Mute Swan - 549 (100 or so had presumably already dispersed back down the lagoon)
Black Swan - 2
Bar-headed Goose - 3 (4 earlier in the week)
Canada Goose - 555
Barnacle Goose - 1
Shelduck - 4
Gadwall - 5
Teal - 3
Mallard - 216
Shoveler - 5
Pochard - 4
Tufted Duck - 10
 

Other water Birds...

The WeBS results for other miscellaneous water birds were...

Great Crested Grebe - 20
Cormorant - 11
Little Egret - 13
Grey Heron - 1
Moorhen - 4
Coot - 225

In addition in the week there was also a Little Grebe.

Waders...


Juvenile Little Ringed Plover on the meadow pool this week. Following a single on Tuesday at least four have been present from Thursday to today.
Today's WeBS results for waders were...

Oystercatcher - 4 (the remaining breeding pair and their two fledged young).
Little Ringed Plover - 4
Lapwing - 8
Sanderling - 1
Dunlin - 32
Snipe - 1 (3 earlier in the week)
Common Sandpiper - 7

In addition during the week there was a Curlew, a Black-tailed Godwit, a Redshank, at least two Greenshanks and a Turnstone.
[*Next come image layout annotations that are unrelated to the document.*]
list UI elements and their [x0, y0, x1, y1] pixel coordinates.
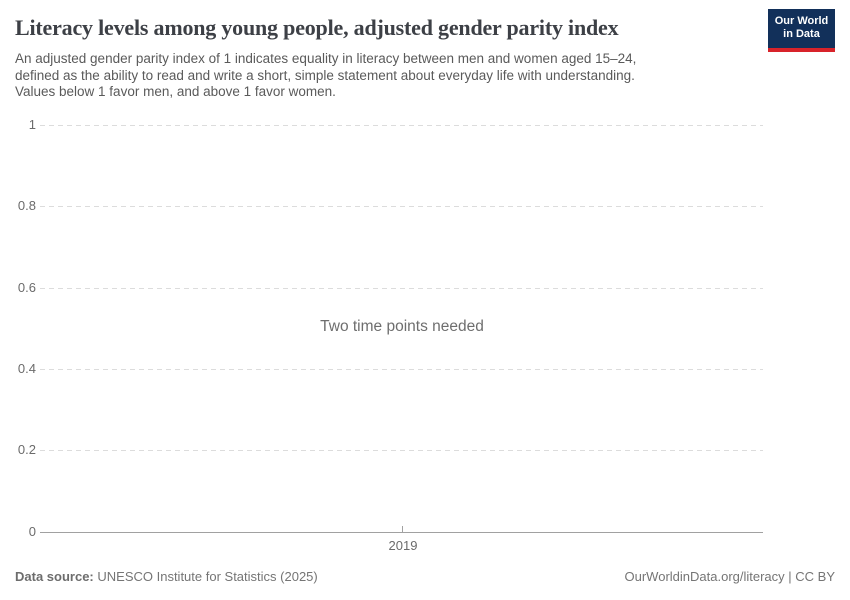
gridline — [40, 288, 763, 289]
y-gridline-row: 0.8 — [0, 198, 850, 214]
owid-logo-line2: in Data — [783, 28, 820, 40]
subtitle-line: Values below 1 favor men, and above 1 fa… — [15, 84, 336, 99]
y-axis-tick-label: 1 — [28, 117, 36, 132]
owid-logo-line1: Our World — [774, 15, 829, 27]
y-axis-tick-label: 0.2 — [17, 442, 36, 457]
y-axis-tick-label: 0.6 — [17, 280, 36, 295]
gridline — [40, 125, 763, 126]
chart-subtitle: An adjusted gender parity index of 1 ind… — [15, 51, 735, 101]
gridline — [40, 450, 763, 451]
gridline — [40, 206, 763, 207]
gridline — [40, 369, 763, 370]
subtitle-line: An adjusted gender parity index of 1 ind… — [15, 51, 637, 66]
y-axis-tick-label: 0.8 — [17, 198, 36, 213]
subtitle-line: defined as the ability to read and write… — [15, 67, 635, 83]
y-gridline-row: 0.4 — [0, 361, 850, 377]
data-source: Data source: UNESCO Institute for Statis… — [15, 569, 318, 584]
data-source-label: Data source: — [15, 569, 94, 584]
y-axis-tick-label: 0 — [28, 524, 36, 539]
y-gridline-row: 1 — [0, 117, 850, 133]
x-axis-tick-label: 2019 — [388, 538, 418, 553]
x-axis-line — [40, 532, 763, 533]
data-source-value: UNESCO Institute for Statistics (2025) — [97, 569, 318, 584]
chart-footer: Data source: UNESCO Institute for Statis… — [15, 569, 835, 584]
empty-chart-message: Two time points needed — [320, 318, 484, 335]
page-title: Literacy levels among young people, adju… — [15, 15, 619, 40]
attribution: OurWorldinData.org/literacy | CC BY — [625, 569, 835, 584]
attribution-link[interactable]: OurWorldinData.org/literacy | CC BY — [624, 569, 835, 584]
y-gridline-row: 0.2 — [0, 442, 850, 458]
x-axis-tick-mark — [402, 526, 403, 532]
x-axis-row: 0 — [0, 524, 850, 540]
y-gridline-row: 0.6 — [0, 280, 850, 296]
y-axis-tick-label: 0.4 — [17, 361, 36, 376]
owid-logo[interactable]: Our World in Data — [768, 9, 835, 52]
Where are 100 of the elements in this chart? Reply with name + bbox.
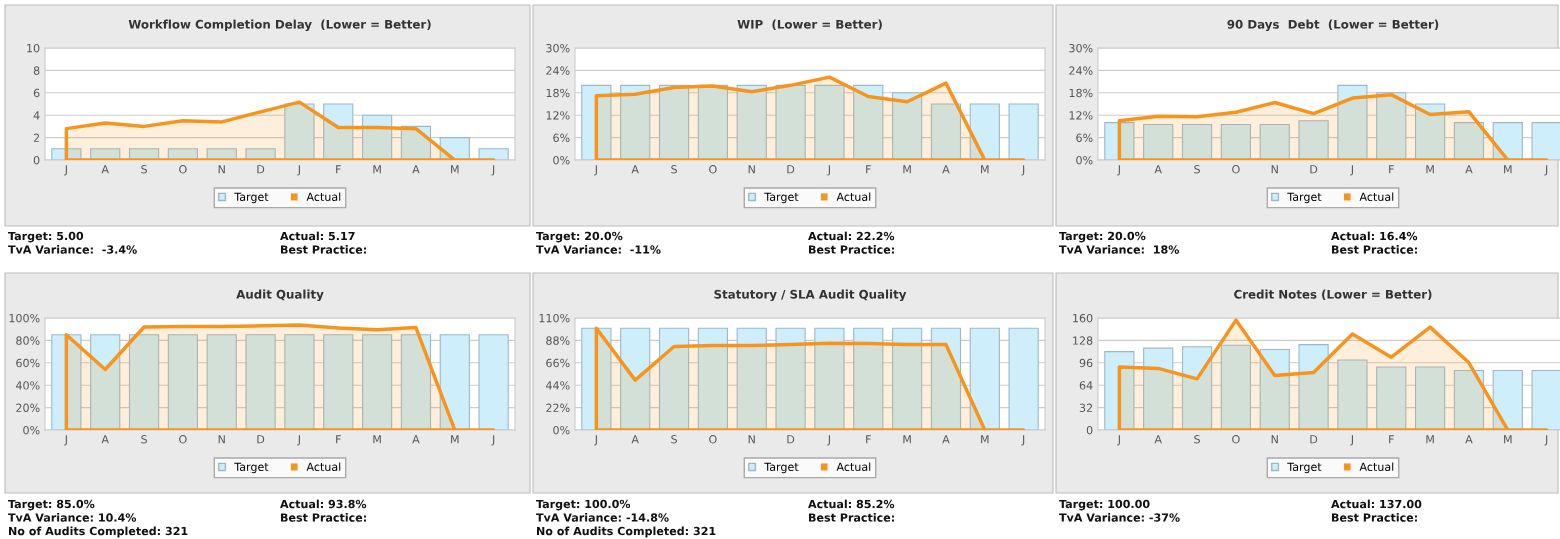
bar: [284, 103, 315, 160]
y-tick-label: 18%: [1069, 88, 1093, 98]
y-tick-label: 80%: [16, 336, 40, 345]
x-tick-label: F: [866, 435, 871, 444]
text: Best Practice:: [1332, 513, 1417, 522]
y-tick-label: 100%: [9, 313, 40, 323]
x-tick-label: D: [787, 435, 795, 444]
y-tick-label: 64: [1079, 381, 1093, 390]
x-tick-label: J: [1350, 165, 1353, 176]
x-tick-label: F: [1389, 435, 1394, 444]
bar: [930, 103, 962, 160]
x-tick-label: F: [336, 435, 341, 444]
x-tick-label: O: [1232, 435, 1240, 444]
text: Target: 20.0%: [1059, 231, 1146, 243]
x-tick-label: M: [903, 435, 911, 444]
text: Target: 100.0%: [536, 499, 631, 511]
legend-label: Target: [234, 462, 269, 474]
text: No of Audits Completed: 321: [537, 526, 716, 538]
x-tick-label: J: [1544, 165, 1548, 176]
x-tick-label: D: [257, 435, 265, 444]
bar: [697, 84, 729, 160]
chart-title: WIP (Lower = Better): [737, 19, 882, 31]
legend-label: Target: [764, 192, 799, 204]
y-tick-label: 66%: [546, 358, 570, 368]
x-tick-label: S: [1194, 435, 1200, 444]
x-tick-label: M: [373, 165, 381, 174]
text: Actual: 22.2%: [808, 231, 895, 241]
x-tick-label: N: [1271, 165, 1278, 174]
legend-label: Target: [764, 462, 799, 474]
bar: [1414, 366, 1446, 430]
x-tick-label: M: [373, 435, 381, 444]
x-tick-label: M: [451, 165, 459, 174]
x-tick-label: A: [1154, 165, 1162, 174]
x-tick-label: J: [1021, 165, 1025, 176]
x-tick-label: O: [1232, 165, 1240, 174]
y-tick-label: 30%: [1069, 43, 1093, 53]
x-tick-label: J: [1544, 435, 1548, 446]
x-tick-label: J: [64, 165, 67, 176]
bar: [1337, 359, 1368, 430]
bar: [1220, 123, 1252, 160]
x-tick-label: J: [827, 165, 830, 176]
y-tick-label: 8: [33, 66, 40, 75]
legend-label: Actual: [836, 462, 871, 471]
x-tick-label: M: [451, 435, 459, 444]
y-tick-label: 4: [33, 111, 40, 120]
text: Best Practice:: [1332, 245, 1417, 254]
y-tick-label: 88%: [546, 336, 570, 345]
x-tick-label: S: [141, 165, 147, 174]
x-tick-label: A: [412, 165, 420, 174]
x-tick-label: D: [787, 165, 795, 174]
bar: [1008, 103, 1039, 160]
bar: [1220, 344, 1252, 430]
text: Best Practice:: [281, 245, 366, 254]
text: Actual: 5.17: [280, 231, 355, 241]
chart-title: Credit Notes (Lower = Better): [1234, 289, 1432, 301]
x-tick-label: D: [1310, 435, 1318, 444]
x-tick-label: J: [491, 435, 495, 446]
y-tick-label: 12%: [1069, 111, 1093, 120]
y-tick-label: 6%: [1076, 133, 1093, 142]
text: Target: 20.0%: [536, 231, 623, 243]
bar: [620, 84, 651, 160]
legend-label: Actual: [306, 192, 341, 201]
chart-title: Statutory / SLA Audit Quality: [714, 289, 907, 302]
y-tick-label: 24%: [1069, 66, 1093, 75]
x-tick-label: A: [412, 435, 420, 444]
bar: [1259, 348, 1290, 430]
y-tick-label: 128: [1073, 336, 1093, 345]
bar: [1143, 123, 1174, 160]
bar: [1376, 366, 1407, 430]
y-tick-label: 12%: [546, 111, 570, 120]
text: TvA Variance: 10.4%: [8, 513, 137, 522]
text: No of Audits Completed: 321: [9, 526, 188, 538]
chart-title: Workflow Completion Delay (Lower = Better): [128, 19, 431, 32]
text: Target: 85.0%: [8, 499, 95, 511]
y-tick-label: 0%: [23, 425, 40, 435]
x-tick-label: N: [748, 435, 755, 444]
x-tick-label: S: [141, 435, 147, 444]
y-tick-label: 0: [33, 155, 40, 165]
x-tick-label: O: [179, 435, 187, 444]
y-tick-label: 160: [1073, 313, 1093, 323]
bar: [1414, 103, 1446, 160]
y-tick-label: 0%: [553, 155, 570, 165]
x-tick-label: J: [297, 435, 300, 446]
text: Best Practice:: [809, 513, 894, 522]
text: Target: 100.00: [1059, 499, 1150, 511]
y-tick-label: 18%: [546, 88, 570, 98]
legend-label: Target: [1287, 192, 1322, 204]
bar: [891, 92, 923, 160]
bar: [1181, 346, 1213, 430]
x-tick-label: S: [671, 435, 677, 444]
x-tick-label: M: [981, 435, 989, 444]
bar: [658, 84, 690, 160]
x-tick-label: F: [336, 165, 341, 174]
text: TvA Variance: -3.4%: [8, 245, 137, 254]
x-tick-label: N: [218, 435, 225, 444]
x-tick-label: F: [1389, 165, 1394, 174]
text: TvA Variance: -11%: [536, 245, 661, 254]
x-tick-label: A: [101, 435, 109, 444]
x-tick-label: D: [1310, 165, 1318, 174]
x-tick-label: N: [218, 165, 225, 174]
One of this week's Greenshanks on the meadow pool.

Gulls & Terns...


The WeBS results for gulls and terns were...

Black-headed Gull - 280
Common Gull - 1
Lesser Black-backed Gull - 2
Herring Gull - 7
Great Black-backed Gull - 3
Common Tern - 100 (including many fledged juveniles).

Also there have been a few Sandwich Terns and a several Mediterranean Gulls...
Adult Mediterranean Gull on The Fleet at Abbotsbury this week.

Raptors...

The regular male Marsh Harrier was seen again but otherwise there were just the local kestrels, Buzzards and Sparrowhawks...
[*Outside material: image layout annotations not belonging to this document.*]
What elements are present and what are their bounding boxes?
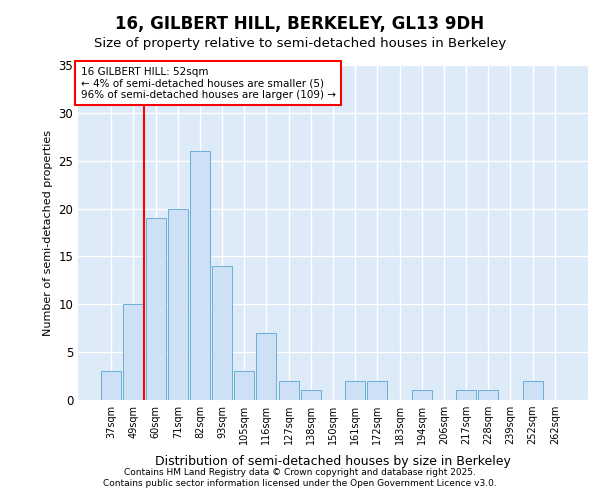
- Text: Contains HM Land Registry data © Crown copyright and database right 2025.
Contai: Contains HM Land Registry data © Crown c…: [103, 468, 497, 487]
- Bar: [256, 333, 277, 400]
- Bar: [278, 381, 299, 400]
- Bar: [523, 381, 542, 400]
- Text: 16 GILBERT HILL: 52sqm
← 4% of semi-detached houses are smaller (5)
96% of semi-: 16 GILBERT HILL: 52sqm ← 4% of semi-deta…: [80, 66, 335, 100]
- Bar: [212, 266, 232, 400]
- X-axis label: Distribution of semi-detached houses by size in Berkeley: Distribution of semi-detached houses by …: [155, 456, 511, 468]
- Text: 16, GILBERT HILL, BERKELEY, GL13 9DH: 16, GILBERT HILL, BERKELEY, GL13 9DH: [115, 15, 485, 33]
- Bar: [168, 208, 188, 400]
- Bar: [367, 381, 388, 400]
- Bar: [301, 390, 321, 400]
- Bar: [124, 304, 143, 400]
- Bar: [478, 390, 498, 400]
- Bar: [146, 218, 166, 400]
- Text: Size of property relative to semi-detached houses in Berkeley: Size of property relative to semi-detach…: [94, 38, 506, 51]
- Bar: [234, 372, 254, 400]
- Bar: [456, 390, 476, 400]
- Bar: [412, 390, 432, 400]
- Bar: [345, 381, 365, 400]
- Bar: [190, 151, 210, 400]
- Bar: [101, 372, 121, 400]
- Y-axis label: Number of semi-detached properties: Number of semi-detached properties: [43, 130, 53, 336]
A male Sparrowhawk at The Swannery this week.



Other 'Non-passerines'...
Apart from all the expected local breeding species the only bird of note was the Lady Amherst's Pheasant still coming to food in my garden...

The fugitive Lady Amherst's Pheasant adjacent to The Swannery in my garden again this week. 
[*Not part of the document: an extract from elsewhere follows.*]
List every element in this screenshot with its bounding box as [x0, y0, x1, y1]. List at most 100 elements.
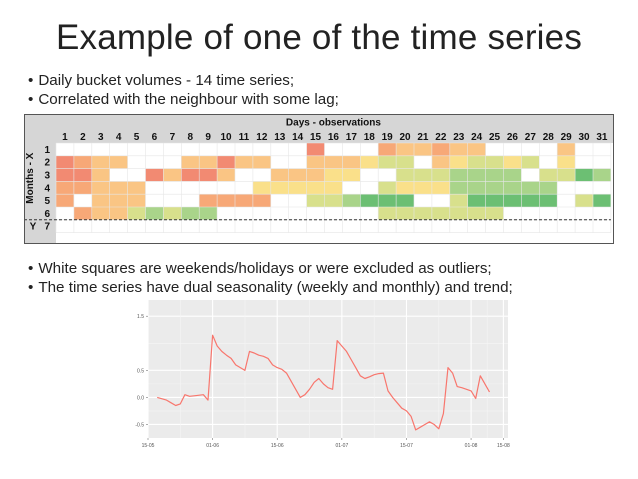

A near miss though was a juvenile Cuckoo just to the east of my recording area at Clouds Hill/Bury Knapp today.


Passerines

For a short time this week, in preparation for the round-up, I was working over on the 'blind side' of Chesters Hill/Shipmoor Point (an area not seen from my usual vantage points at The Swannery) and it was good to hear singing Meadow Pipits and see a recently fledged Stonechat - two breeding species that were unusually absent from the recording area this year. Back at The Swannery all those species that had bred were still much in evidence and may have masked some early movements but, as last week, a hundred plus Sand Martins and a single Yellow Wagtail were clearly on the move. A couple of Grey Wagtails were new in too (but like the Treecreepers and Coal Tits that arrived last week) were perhaps from nearer to home. If only the odd dispersing Dipper would drop in too!